Enam Indikator Jadi Fokus Evaluasi, Dalam evaluasi SRA Kota Kendari Tahun 2026, sejumlah indikator utama akan menjadi perhatian. Di antaranya adalah keberadaan kebijakan SRA di sekolah, pelaksanaan pembelajaran yang ramah anak, serta ketersediaan pendidik dan tenaga kependidikan yang memiliki pemahaman dan pelatihan terkait Konvensi Hak Anak, Selain itu, aspek sarana dan prasarana juga menjadi bagian penting dalam evaluasi.

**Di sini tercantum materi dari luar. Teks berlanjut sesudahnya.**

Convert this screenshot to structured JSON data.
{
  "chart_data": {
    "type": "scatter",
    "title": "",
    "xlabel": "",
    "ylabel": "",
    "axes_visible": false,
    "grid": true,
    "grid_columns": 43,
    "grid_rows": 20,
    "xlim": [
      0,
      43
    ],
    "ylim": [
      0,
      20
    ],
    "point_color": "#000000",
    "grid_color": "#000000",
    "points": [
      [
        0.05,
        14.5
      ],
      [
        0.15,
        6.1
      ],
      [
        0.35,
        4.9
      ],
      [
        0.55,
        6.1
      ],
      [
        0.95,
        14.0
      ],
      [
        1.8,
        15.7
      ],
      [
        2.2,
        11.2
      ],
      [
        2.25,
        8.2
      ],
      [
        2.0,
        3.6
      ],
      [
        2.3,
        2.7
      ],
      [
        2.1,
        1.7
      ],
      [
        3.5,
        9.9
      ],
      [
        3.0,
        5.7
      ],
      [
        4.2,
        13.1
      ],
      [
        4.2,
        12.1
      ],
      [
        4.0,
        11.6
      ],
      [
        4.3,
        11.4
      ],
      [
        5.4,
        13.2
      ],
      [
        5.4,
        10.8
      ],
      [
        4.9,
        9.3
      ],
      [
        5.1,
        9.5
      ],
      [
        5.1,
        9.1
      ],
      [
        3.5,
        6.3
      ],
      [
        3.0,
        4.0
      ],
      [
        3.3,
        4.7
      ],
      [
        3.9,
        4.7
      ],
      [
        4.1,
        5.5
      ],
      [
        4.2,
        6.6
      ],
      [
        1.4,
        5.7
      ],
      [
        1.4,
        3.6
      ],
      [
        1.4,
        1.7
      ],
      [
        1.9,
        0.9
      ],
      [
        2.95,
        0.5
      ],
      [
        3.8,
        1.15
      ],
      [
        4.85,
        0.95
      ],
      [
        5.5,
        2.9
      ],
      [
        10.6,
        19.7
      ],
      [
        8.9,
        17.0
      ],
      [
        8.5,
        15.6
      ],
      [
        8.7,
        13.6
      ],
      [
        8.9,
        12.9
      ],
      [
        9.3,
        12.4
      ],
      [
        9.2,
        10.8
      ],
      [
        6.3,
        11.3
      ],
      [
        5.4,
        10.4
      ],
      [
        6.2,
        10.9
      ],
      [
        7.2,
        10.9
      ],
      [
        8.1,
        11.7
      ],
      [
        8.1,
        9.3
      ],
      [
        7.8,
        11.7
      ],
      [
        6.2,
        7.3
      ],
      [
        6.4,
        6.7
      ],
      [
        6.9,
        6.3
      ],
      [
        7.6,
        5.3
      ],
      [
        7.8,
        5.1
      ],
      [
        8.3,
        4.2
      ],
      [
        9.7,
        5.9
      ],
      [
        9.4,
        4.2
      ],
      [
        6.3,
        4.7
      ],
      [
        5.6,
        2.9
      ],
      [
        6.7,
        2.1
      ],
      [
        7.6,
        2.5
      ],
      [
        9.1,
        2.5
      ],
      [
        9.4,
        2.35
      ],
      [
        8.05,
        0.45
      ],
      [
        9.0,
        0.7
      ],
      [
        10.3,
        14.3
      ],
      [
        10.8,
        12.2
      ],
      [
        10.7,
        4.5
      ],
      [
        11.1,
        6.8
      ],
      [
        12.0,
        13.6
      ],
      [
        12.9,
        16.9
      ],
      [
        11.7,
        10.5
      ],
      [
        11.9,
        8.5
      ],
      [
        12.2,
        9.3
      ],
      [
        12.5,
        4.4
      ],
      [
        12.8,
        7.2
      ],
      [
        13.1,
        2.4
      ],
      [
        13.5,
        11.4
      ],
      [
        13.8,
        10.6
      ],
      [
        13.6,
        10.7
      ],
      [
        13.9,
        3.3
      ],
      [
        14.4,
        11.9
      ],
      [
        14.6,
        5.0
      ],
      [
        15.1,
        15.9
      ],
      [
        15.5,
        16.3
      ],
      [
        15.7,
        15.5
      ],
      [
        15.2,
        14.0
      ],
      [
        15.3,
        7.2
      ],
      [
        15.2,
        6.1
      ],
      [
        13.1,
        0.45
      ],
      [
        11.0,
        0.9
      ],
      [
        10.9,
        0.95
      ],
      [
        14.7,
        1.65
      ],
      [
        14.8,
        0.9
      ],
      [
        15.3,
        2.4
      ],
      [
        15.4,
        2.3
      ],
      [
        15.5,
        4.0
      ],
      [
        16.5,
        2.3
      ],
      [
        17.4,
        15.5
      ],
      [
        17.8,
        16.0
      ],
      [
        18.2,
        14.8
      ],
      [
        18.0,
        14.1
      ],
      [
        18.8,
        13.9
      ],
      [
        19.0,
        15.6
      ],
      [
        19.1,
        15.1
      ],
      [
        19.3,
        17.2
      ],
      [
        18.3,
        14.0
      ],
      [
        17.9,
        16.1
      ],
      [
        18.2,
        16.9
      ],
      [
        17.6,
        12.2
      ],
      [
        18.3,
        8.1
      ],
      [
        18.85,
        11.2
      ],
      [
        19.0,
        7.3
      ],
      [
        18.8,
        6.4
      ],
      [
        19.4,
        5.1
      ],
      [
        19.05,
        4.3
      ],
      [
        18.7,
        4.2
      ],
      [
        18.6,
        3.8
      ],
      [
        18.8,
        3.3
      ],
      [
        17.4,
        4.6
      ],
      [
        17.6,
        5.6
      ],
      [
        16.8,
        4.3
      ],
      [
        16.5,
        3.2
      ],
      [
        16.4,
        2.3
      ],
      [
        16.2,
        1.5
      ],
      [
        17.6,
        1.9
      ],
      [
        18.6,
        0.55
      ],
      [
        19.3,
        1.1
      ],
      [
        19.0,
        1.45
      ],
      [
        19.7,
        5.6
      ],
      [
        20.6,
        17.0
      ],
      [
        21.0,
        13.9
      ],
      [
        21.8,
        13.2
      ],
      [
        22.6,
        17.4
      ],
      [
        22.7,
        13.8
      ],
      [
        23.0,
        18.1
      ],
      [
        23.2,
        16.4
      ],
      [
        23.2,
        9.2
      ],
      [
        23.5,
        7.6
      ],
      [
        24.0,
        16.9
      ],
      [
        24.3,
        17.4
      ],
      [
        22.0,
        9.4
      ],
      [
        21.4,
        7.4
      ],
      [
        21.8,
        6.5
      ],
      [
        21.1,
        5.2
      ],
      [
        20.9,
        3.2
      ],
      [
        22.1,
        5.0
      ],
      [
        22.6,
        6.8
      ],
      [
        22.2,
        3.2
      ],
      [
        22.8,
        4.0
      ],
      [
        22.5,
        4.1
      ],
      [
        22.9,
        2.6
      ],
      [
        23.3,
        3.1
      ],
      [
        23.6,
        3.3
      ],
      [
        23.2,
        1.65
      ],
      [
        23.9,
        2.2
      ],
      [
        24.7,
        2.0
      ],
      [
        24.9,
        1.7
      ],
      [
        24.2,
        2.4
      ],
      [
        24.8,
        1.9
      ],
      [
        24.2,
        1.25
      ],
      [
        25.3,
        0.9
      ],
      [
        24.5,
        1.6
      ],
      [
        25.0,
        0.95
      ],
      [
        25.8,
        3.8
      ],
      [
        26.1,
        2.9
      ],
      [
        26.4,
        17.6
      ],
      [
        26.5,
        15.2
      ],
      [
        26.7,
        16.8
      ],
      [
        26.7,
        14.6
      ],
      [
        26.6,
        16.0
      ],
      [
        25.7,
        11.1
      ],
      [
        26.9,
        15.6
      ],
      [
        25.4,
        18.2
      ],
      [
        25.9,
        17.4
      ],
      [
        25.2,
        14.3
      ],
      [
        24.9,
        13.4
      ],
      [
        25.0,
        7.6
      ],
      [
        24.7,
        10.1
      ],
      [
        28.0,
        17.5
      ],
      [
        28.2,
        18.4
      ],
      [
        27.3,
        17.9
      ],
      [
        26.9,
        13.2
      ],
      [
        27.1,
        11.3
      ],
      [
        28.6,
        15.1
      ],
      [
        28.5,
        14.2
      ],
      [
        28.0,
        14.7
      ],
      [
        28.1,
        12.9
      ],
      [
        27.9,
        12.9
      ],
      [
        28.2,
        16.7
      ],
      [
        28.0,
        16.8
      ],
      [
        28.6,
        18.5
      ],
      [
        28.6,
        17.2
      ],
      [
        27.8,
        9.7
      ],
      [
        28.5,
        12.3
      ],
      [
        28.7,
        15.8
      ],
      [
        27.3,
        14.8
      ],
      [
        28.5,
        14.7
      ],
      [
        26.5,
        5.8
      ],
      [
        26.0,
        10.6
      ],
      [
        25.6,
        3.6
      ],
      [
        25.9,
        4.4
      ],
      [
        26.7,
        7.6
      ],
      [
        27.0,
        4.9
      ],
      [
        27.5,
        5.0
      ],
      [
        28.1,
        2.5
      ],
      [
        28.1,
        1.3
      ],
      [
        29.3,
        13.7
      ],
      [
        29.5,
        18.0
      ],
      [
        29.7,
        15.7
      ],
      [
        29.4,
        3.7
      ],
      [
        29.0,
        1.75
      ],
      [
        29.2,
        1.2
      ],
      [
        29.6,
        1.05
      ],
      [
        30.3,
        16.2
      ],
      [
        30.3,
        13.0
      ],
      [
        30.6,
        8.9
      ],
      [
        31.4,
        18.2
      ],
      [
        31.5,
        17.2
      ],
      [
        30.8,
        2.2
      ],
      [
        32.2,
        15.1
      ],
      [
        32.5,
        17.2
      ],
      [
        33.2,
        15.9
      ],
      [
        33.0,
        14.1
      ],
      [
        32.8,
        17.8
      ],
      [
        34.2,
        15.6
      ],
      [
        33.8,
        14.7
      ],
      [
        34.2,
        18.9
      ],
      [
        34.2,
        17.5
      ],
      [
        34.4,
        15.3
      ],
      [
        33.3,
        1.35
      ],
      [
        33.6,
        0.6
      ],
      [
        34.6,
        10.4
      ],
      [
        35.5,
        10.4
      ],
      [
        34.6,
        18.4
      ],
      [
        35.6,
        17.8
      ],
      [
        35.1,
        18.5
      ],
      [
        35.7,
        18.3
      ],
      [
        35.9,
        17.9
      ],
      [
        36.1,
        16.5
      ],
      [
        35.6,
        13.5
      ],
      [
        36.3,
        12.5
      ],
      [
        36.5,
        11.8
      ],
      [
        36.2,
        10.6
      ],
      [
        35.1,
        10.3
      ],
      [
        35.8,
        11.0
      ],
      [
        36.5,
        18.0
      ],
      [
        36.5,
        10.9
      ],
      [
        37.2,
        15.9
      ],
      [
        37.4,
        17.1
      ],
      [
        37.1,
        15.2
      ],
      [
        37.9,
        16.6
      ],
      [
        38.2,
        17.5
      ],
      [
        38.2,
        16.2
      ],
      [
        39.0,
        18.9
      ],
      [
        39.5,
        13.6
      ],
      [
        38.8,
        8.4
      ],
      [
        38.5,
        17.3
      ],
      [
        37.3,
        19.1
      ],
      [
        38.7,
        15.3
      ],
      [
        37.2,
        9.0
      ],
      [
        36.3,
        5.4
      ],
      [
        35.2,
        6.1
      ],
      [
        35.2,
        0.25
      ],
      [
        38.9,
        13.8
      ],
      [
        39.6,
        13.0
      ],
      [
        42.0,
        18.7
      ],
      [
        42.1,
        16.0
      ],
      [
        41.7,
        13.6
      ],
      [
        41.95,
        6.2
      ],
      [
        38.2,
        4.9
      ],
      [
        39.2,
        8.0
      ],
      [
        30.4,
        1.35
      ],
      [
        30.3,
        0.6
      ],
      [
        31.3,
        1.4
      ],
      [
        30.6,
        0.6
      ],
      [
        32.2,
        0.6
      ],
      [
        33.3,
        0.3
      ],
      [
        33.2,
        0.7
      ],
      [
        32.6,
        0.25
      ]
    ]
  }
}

Fasilitas seperti toilet terpisah, tempat ibadah, UKS, dan kantin sehat menjadi bagian dari lingkungan sekolah yang mendukung tumbuh kembang anak.

Partisipasi anak juga menjadi indikator penting melalui keberadaan OSIS dan Agen 2P. Demikian pula keterlibatan orang tua, lembaga masyarakat, dunia usaha, pemangku kepentingan lainnya, hingga alumni.
Sekretaris Dikbud Kota Kendari, Arnaldo, menyampaikan komitmen pihaknya untuk mendukung pemenuhan indikator SRA di seluruh satuan pendidikan.
Dukungan tersebut mencakup aspek kebijakan, peningkatan kapasitas pendidik dan tenaga kependidikan, penyediaan sarana prasarana, hingga penguatan partisipasi masyarakat.
Menurutnya, menciptakan pendidikan yang ramah terhadap anak tidak dapat dibebankan hanya kepada sekolah maupun pemerintah.
“Dunia pendidikan menjadi tanggung jawab bersama, baik pemerintah, lembaga masyarakat, swasta, dunia usaha, orang tua maupun tenaga pendidik,” tegasnya.
Karena itu, kolaborasi lintas sektor dinilai penting agar prinsip perlindungan dan pemenuhan hak anak dapat diterapkan secara konsisten di lingkungan pendidikan.
Hasil Evaluasi Dipersiapkan untuk Standar SRA Nasional, Hasil evaluasi nantinya akan menjadi dasar penetapan sekaligus pembinaan terhadap satuan pendidikan yang memenuhi standar Sekolah Ramah Anak di Kota Kendari Tahun 2026.
Sekolah yang memenuhi persyaratan selanjutnya dipersiapkan untuk diajukan dalam pemenuhan standar SRA tingkat nasional.
Upaya tersebut sekaligus menjadi bagian dari langkah Pemerintah Kota Kendari dalam memperkuat implementasi Kota Layak Anak (KLA).

Sebab, keberhasilan mewujudkan Kota Layak Anak tidak hanya diukur dari kebijakan pemerintah, tetapi juga dari sejauh mana anak mendapatkan perlindungan dan ruang tumbuh yang aman di lingkungan terdekatnya, termasuk sekolah.
Melalui sinergi DP3A dan Dikbud, Pemerintah Kota Kendari mendorong agar satuan pendidikan menjadi ruang yang tidak hanya mengajarkan ilmu pengetahuan, tetapi juga memastikan setiap anak terlindungi, dihargai, didengar, dan diberikan kesempatan untuk berkembang secara optimal.
Dengan demikian, Sekolah Ramah Anak diharapkan tidak sekadar menjadi predikat atau pemenuhan indikator evaluasi, melainkan berkembang menjadi budaya pendidikan yang nyata dan berkelanjutan di Kota Kendari(Red/tg).